We started with Czech Republic law — a market consistently ignored by major legal AI players because it's smaller and operates in a non-English language. Czech law is complex, frequently amended, and governs the rights of over 10 million people. We built a real corpus for it and built retrieval that works in that legal context.

We then added DIFC (Dubai International Financial Centre) — a common law hub serving a region that is rapidly expanding its legal and financial infrastructure. Then UK. Then Australia. We haven't built a US corpus. Not because US law doesn't matter, but because US legal research already has well-funded tools. We went where there was genuine unmet coverage.

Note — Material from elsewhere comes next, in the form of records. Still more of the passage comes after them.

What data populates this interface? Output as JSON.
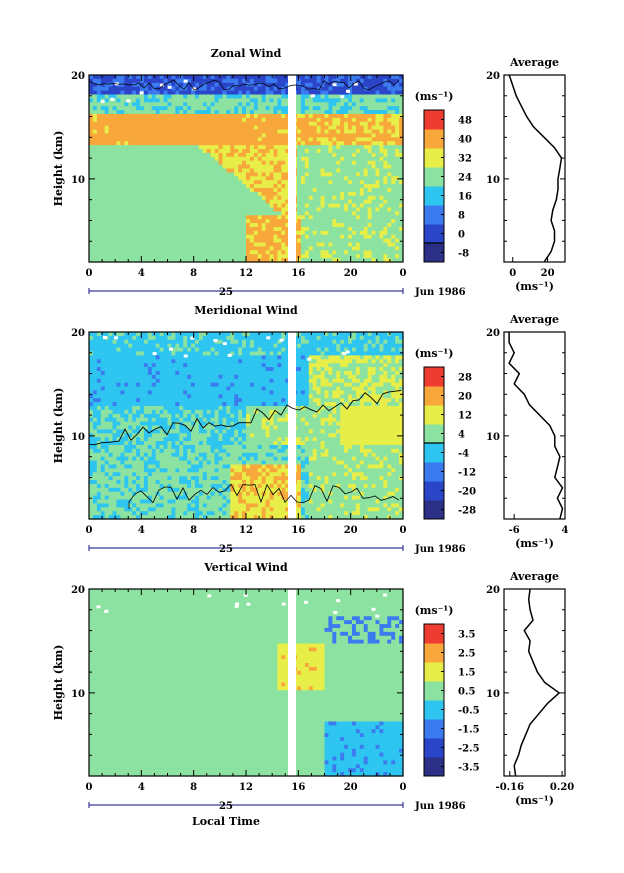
{
  "chart_data": [
    {
      "type": "heatmap",
      "title": "Zonal Wind",
      "ylabel": "Height (km)",
      "ylim": [
        2,
        20
      ],
      "yticks": [
        "10",
        "20"
      ],
      "xticks": [
        "0",
        "4",
        "8",
        "12",
        "16",
        "20",
        "0"
      ],
      "date_label": "25",
      "month_label": "Jun 1986",
      "colorbar": {
        "unit": "(ms⁻¹)",
        "levels": [
          "-8",
          "0",
          "8",
          "16",
          "24",
          "32",
          "40",
          "48"
        ]
      },
      "average_profile": {
        "title": "Average",
        "xlabel": "(ms⁻¹)",
        "xticks": [
          "0",
          "20"
        ],
        "xlim": [
          -5,
          30
        ],
        "height_km": [
          2,
          3,
          4,
          5,
          6,
          7,
          8,
          9,
          10,
          11,
          12,
          13,
          14,
          15,
          16,
          17,
          18,
          19,
          20
        ],
        "value": [
          18,
          22,
          24,
          24,
          22,
          23,
          25,
          26,
          26,
          27,
          28,
          24,
          18,
          12,
          8,
          5,
          2,
          0,
          -2
        ]
      }
    },
    {
      "type": "heatmap",
      "title": "Meridional Wind",
      "ylabel": "Height (km)",
      "ylim": [
        2,
        20
      ],
      "yticks": [
        "10",
        "20"
      ],
      "xticks": [
        "0",
        "4",
        "8",
        "12",
        "16",
        "20",
        "0"
      ],
      "date_label": "25",
      "month_label": "Jun 1986",
      "colorbar": {
        "unit": "(ms⁻¹)",
        "levels": [
          "-28",
          "-20",
          "-12",
          "-4",
          "4",
          "12",
          "20",
          "28"
        ]
      },
      "average_profile": {
        "title": "Average",
        "xlabel": "(ms⁻¹)",
        "xticks": [
          "-6",
          "4"
        ],
        "xlim": [
          -8,
          4
        ],
        "height_km": [
          2,
          3,
          4,
          5,
          6,
          7,
          8,
          9,
          10,
          11,
          12,
          13,
          14,
          15,
          16,
          17,
          18,
          19,
          20
        ],
        "value": [
          3,
          3.5,
          2.5,
          3.5,
          2,
          2.5,
          3,
          2,
          2,
          1,
          -1,
          -3,
          -4,
          -6,
          -5,
          -7,
          -6,
          -7,
          -7
        ]
      }
    },
    {
      "type": "heatmap",
      "title": "Vertical Wind",
      "ylabel": "Height (km)",
      "ylim": [
        2,
        20
      ],
      "yticks": [
        "10",
        "20"
      ],
      "xticks": [
        "0",
        "4",
        "8",
        "12",
        "16",
        "20",
        "0"
      ],
      "date_label": "25",
      "month_label": "Jun 1986",
      "xlabel": "Local Time",
      "colorbar": {
        "unit": "(ms⁻¹)",
        "levels": [
          "-3.5",
          "-2.5",
          "-1.5",
          "-0.5",
          "0.5",
          "1.5",
          "2.5",
          "3.5"
        ]
      },
      "average_profile": {
        "title": "Average",
        "xlabel": "(ms⁻¹)",
        "xticks": [
          "-0.16",
          "0.20"
        ],
        "xlim": [
          -0.2,
          0.22
        ],
        "height_km": [
          2,
          3,
          4,
          5,
          6,
          7,
          8,
          9,
          10,
          11,
          12,
          13,
          14,
          15,
          16,
          17,
          18,
          19,
          20
        ],
        "value": [
          -0.12,
          -0.13,
          -0.1,
          -0.08,
          -0.05,
          -0.02,
          0.04,
          0.1,
          0.18,
          0.08,
          0.03,
          0.0,
          -0.03,
          -0.02,
          -0.06,
          0.0,
          -0.02,
          -0.03,
          -0.02
        ]
      }
    }
  ],
  "colors": {
    "scale": [
      "#2b2f85",
      "#2b45c9",
      "#3b7bef",
      "#2ec5f0",
      "#8ce2a0",
      "#e8ee48",
      "#f8a83a",
      "#ef3c30"
    ]
  }
}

The free tier is a policy decision, not a funnel

Our free tier — 3 queries per day, no account required, no credit card — is a deliberate commitment. Is 3 queries/day sufficient for serious sustained legal work? No. But it's enough for a student to verify a citation, for a paralegal to check a statutory reference, for a small business owner to understand whether a contract clause is standard.

We price our paid plans to be accessible to small firms: $29/month for Starter, $179/month for Pro. These are not enterprise price points.

We're actively seeking investment and partnerships to expand free-tier capacity. The goal is a product where ability to pay does not determine ability to do legal research.

What impact looks like at our stage

We're pre-revenue and small. We can't claim we've closed the access-to-justice gap — that's a decades-long systemic challenge. What we can claim is a consistent direction: more coverage, lower barriers, underserved markets first.

Every jurisdiction covered that no other legal AI covers, every free query answered for someone who couldn't afford a subscription, every small firm that saves hours on a research task — that's the direction.

Social impact for a legal AI company isn't a programme or a fund. It's a set of design decisions made consistently over time, starting with who you build for.